Tiba Saatnya Kembali untuk Pulang

"All my bag are packed, I am ready to go,  I am standing here outside your door,  I hate to wake you up to say goodbye...." Siapa yang tak kenal lagu itu? Lagu kebangsaan para perantau setiap kali harus pergi dan pulang. Lagu yang menggambarkan betapa beratnya segala bentuk perpisahan itu, tak terkecuali berpisah untuk bertemu, dan berpisah untuk kembali ke tempat asal. PULANG. Sudah berapa lama ya ga nulis? Lamaaa sekali rasanya. Padahal banyak ide berseliweran. Apa mau dikata, kesibukan packing dan sederet hal-hal yang berkaitan dengan kepulangan ke tanah air, merampas semua waktu yang tersisa.
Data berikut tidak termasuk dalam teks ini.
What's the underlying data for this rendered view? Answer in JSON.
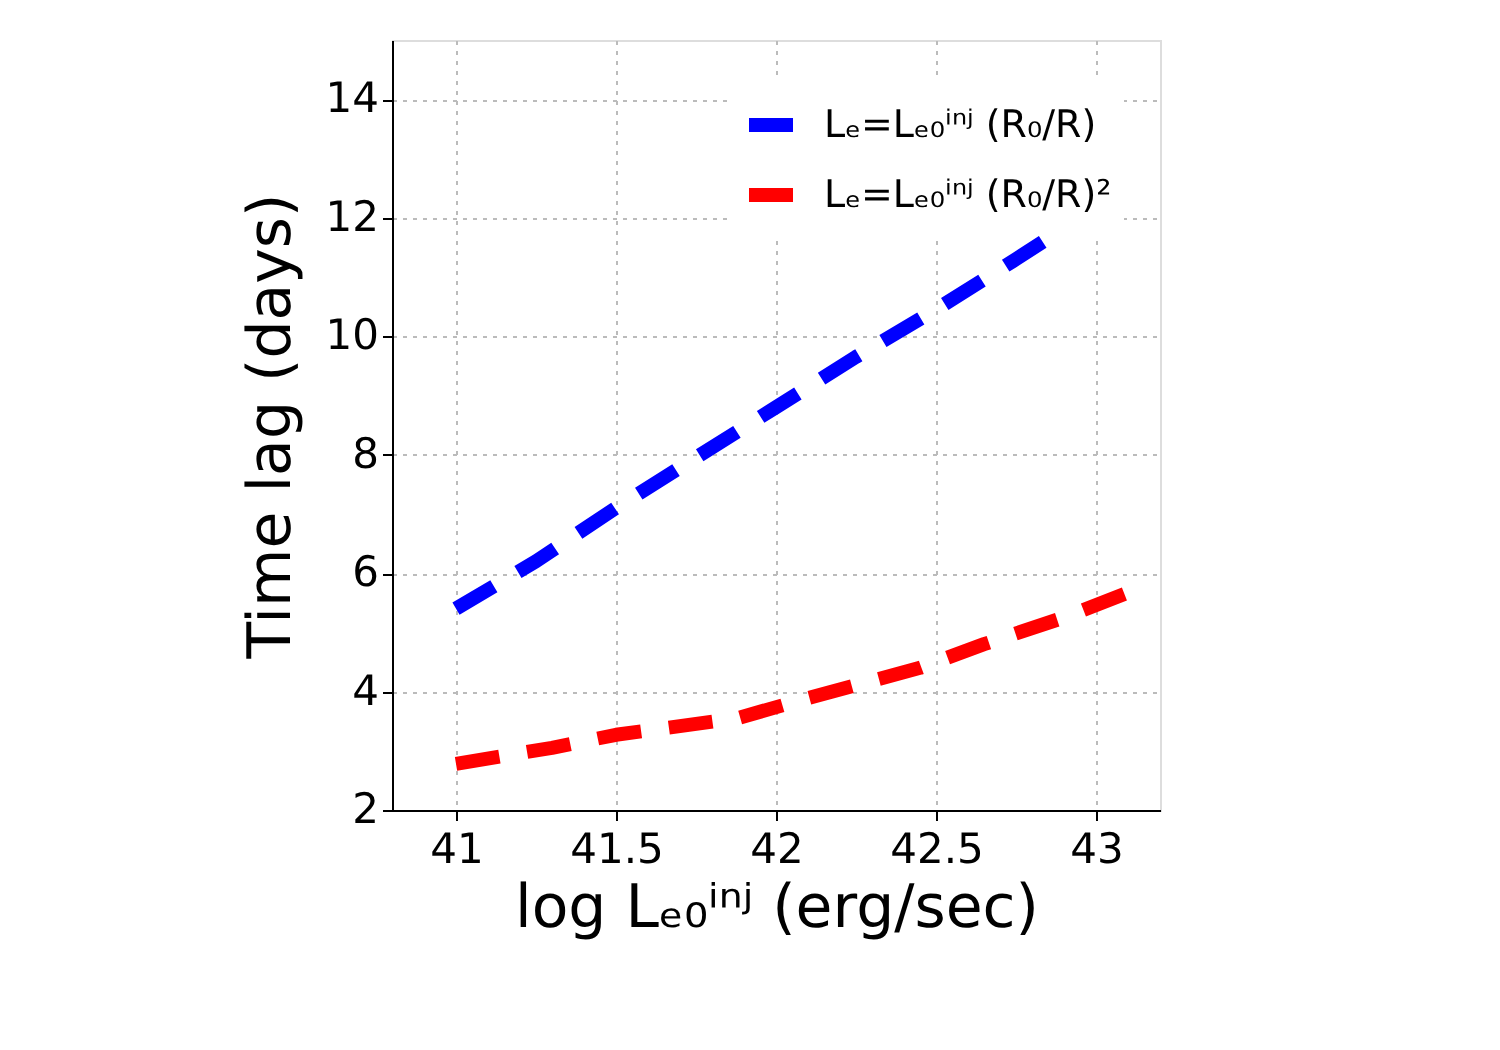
{
  "chart_data": {
    "type": "line",
    "xlabel": "log Lₑ₀ⁱⁿʲ (erg/sec)",
    "ylabel": "Time lag (days)",
    "xlim": [
      40.8,
      43.2
    ],
    "xticks": [
      41,
      41.5,
      42,
      42.5,
      43
    ],
    "ylim": [
      2,
      15
    ],
    "yticks": [
      2,
      4,
      6,
      8,
      10,
      12,
      14
    ],
    "grid": true,
    "legend": "top right",
    "line_style": "dashed",
    "series": [
      {
        "name": "Lₑ=Lₑ₀ⁱⁿʲ (R₀/R)",
        "color": "#0000ff",
        "x": [
          41,
          41.25,
          41.5,
          41.75,
          42,
          42.25,
          42.5,
          42.75,
          42.85
        ],
        "values": [
          5.4,
          6.2,
          7.1,
          7.95,
          8.8,
          9.65,
          10.45,
          11.3,
          11.65
        ]
      },
      {
        "name": "Lₑ=Lₑ₀ⁱⁿʲ (R₀/R)²",
        "color": "#ff0000",
        "x": [
          41,
          41.3,
          41.5,
          41.88,
          42.1,
          42.45,
          42.65,
          42.9,
          43.09
        ],
        "values": [
          2.78,
          3.05,
          3.27,
          3.55,
          3.89,
          4.4,
          4.8,
          5.25,
          5.65
        ]
      }
    ]
  }
}
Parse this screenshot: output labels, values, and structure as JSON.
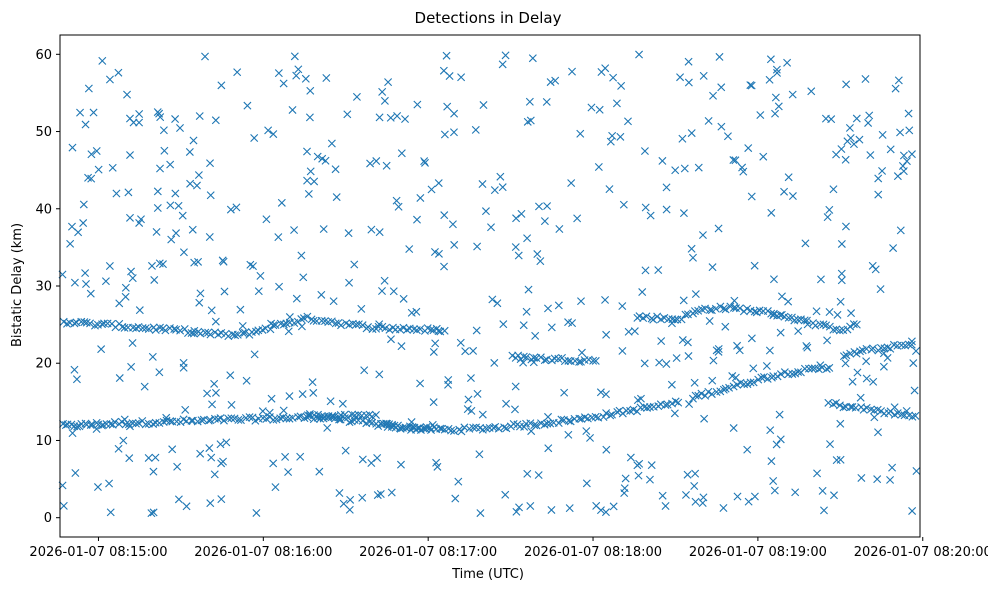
{
  "chart_data": {
    "type": "scatter",
    "title": "Detections in Delay",
    "xlabel": "Time (UTC)",
    "ylabel": "Bistatic Delay (km)",
    "marker": "x",
    "color": "#1f77b4",
    "xlim": [
      "2026-01-07 08:14:46",
      "2026-01-07 08:19:59"
    ],
    "ylim": [
      -2.5,
      62.5
    ],
    "x_ticks": [
      "2026-01-07 08:15:00",
      "2026-01-07 08:16:00",
      "2026-01-07 08:17:00",
      "2026-01-07 08:18:00",
      "2026-01-07 08:19:00",
      "2026-01-07 08:20:00"
    ],
    "y_ticks": [
      0,
      10,
      20,
      30,
      40,
      50,
      60
    ],
    "track_segments": [
      {
        "name": "track-low-a",
        "t": [
          0,
          4,
          8,
          12,
          16,
          20,
          25,
          30,
          35,
          40,
          45,
          50,
          55,
          60,
          65,
          70,
          75,
          80,
          85,
          90,
          95,
          100,
          105,
          110,
          115
        ],
        "delay": [
          11.9,
          11.9,
          12.0,
          12.1,
          12.1,
          12.2,
          12.3,
          12.3,
          12.4,
          12.4,
          12.5,
          12.5,
          12.6,
          12.7,
          12.7,
          12.8,
          12.8,
          12.9,
          12.9,
          13.0,
          13.0,
          13.1,
          13.1,
          13.2,
          13.3
        ]
      },
      {
        "name": "track-low-b",
        "t": [
          90,
          95,
          100,
          105,
          110,
          115,
          118,
          120,
          122,
          125,
          128,
          130,
          133,
          136,
          140,
          145,
          150,
          155,
          160,
          165,
          170,
          175,
          180,
          185,
          190,
          195,
          200,
          205,
          210,
          215,
          220,
          225
        ],
        "delay": [
          13.5,
          13.2,
          12.9,
          12.6,
          12.3,
          12.1,
          12.0,
          11.9,
          11.8,
          11.7,
          11.6,
          11.6,
          11.5,
          11.5,
          11.4,
          11.4,
          11.5,
          11.6,
          11.7,
          11.9,
          12.0,
          12.2,
          12.4,
          12.6,
          12.8,
          13.1,
          13.4,
          13.7,
          14.0,
          14.3,
          14.6,
          14.9
        ]
      },
      {
        "name": "track-low-c",
        "t": [
          230,
          235,
          240,
          245,
          250,
          255,
          260,
          265,
          270,
          275,
          280
        ],
        "delay": [
          15.6,
          16.0,
          16.5,
          17.0,
          17.5,
          18.0,
          18.4,
          18.8,
          19.0,
          19.2,
          19.4
        ]
      },
      {
        "name": "track-mid-a",
        "t": [
          0,
          5,
          10,
          15,
          20,
          25,
          30,
          35,
          40,
          45,
          50,
          55,
          60,
          65,
          70,
          75,
          80,
          85,
          90,
          95,
          100,
          105,
          110,
          115,
          120,
          125,
          130,
          135,
          140
        ],
        "delay": [
          25.4,
          25.3,
          25.1,
          25.0,
          24.9,
          24.7,
          24.6,
          24.5,
          24.3,
          24.2,
          24.0,
          23.8,
          23.7,
          23.6,
          24.0,
          24.5,
          25.0,
          25.4,
          25.8,
          25.6,
          25.3,
          25.0,
          24.8,
          24.6,
          24.5,
          24.5,
          24.4,
          24.3,
          24.2
        ]
      },
      {
        "name": "track-mid-b",
        "t": [
          165,
          170,
          175,
          180,
          185,
          190,
          195
        ],
        "delay": [
          20.8,
          20.7,
          20.6,
          20.5,
          20.5,
          20.4,
          20.3
        ]
      },
      {
        "name": "track-mid-c",
        "t": [
          210,
          215,
          220,
          225,
          230,
          235,
          240,
          245,
          250,
          255,
          260,
          265,
          270,
          275,
          280,
          285,
          290
        ],
        "delay": [
          26.0,
          25.9,
          25.8,
          25.7,
          26.5,
          27.0,
          27.2,
          27.1,
          26.9,
          26.7,
          26.4,
          26.0,
          25.5,
          25.0,
          24.6,
          24.4,
          25.0
        ]
      },
      {
        "name": "track-mid-d",
        "t": [
          285,
          290,
          295,
          300,
          305,
          310
        ],
        "delay": [
          21.0,
          21.4,
          21.7,
          22.0,
          22.2,
          22.4
        ]
      },
      {
        "name": "track-low-d",
        "t": [
          280,
          285,
          290,
          295,
          300,
          305,
          310,
          315
        ],
        "delay": [
          14.8,
          14.5,
          14.2,
          14.0,
          13.7,
          13.4,
          13.1,
          12.9
        ]
      }
    ],
    "clutter": {
      "count": 620,
      "t_range": [
        0,
        315
      ],
      "delay_range": [
        0.5,
        60
      ]
    }
  }
}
Semua begitu terasa cepat dan hari berganti bagai kita membalik lembaran buku penuh tulisan membosankan. Akhirnya, senja benar-benar telah sampai di gerbang malam. Sudah saatnya mentari kembali ke peraduan. Bersama orang-orang kesayangan. Khusus untuk di Jepang, pulang selamanya (duh...) atau back for good (BFG) itu harus menyeleseikan terlebih dahulu banyak ha...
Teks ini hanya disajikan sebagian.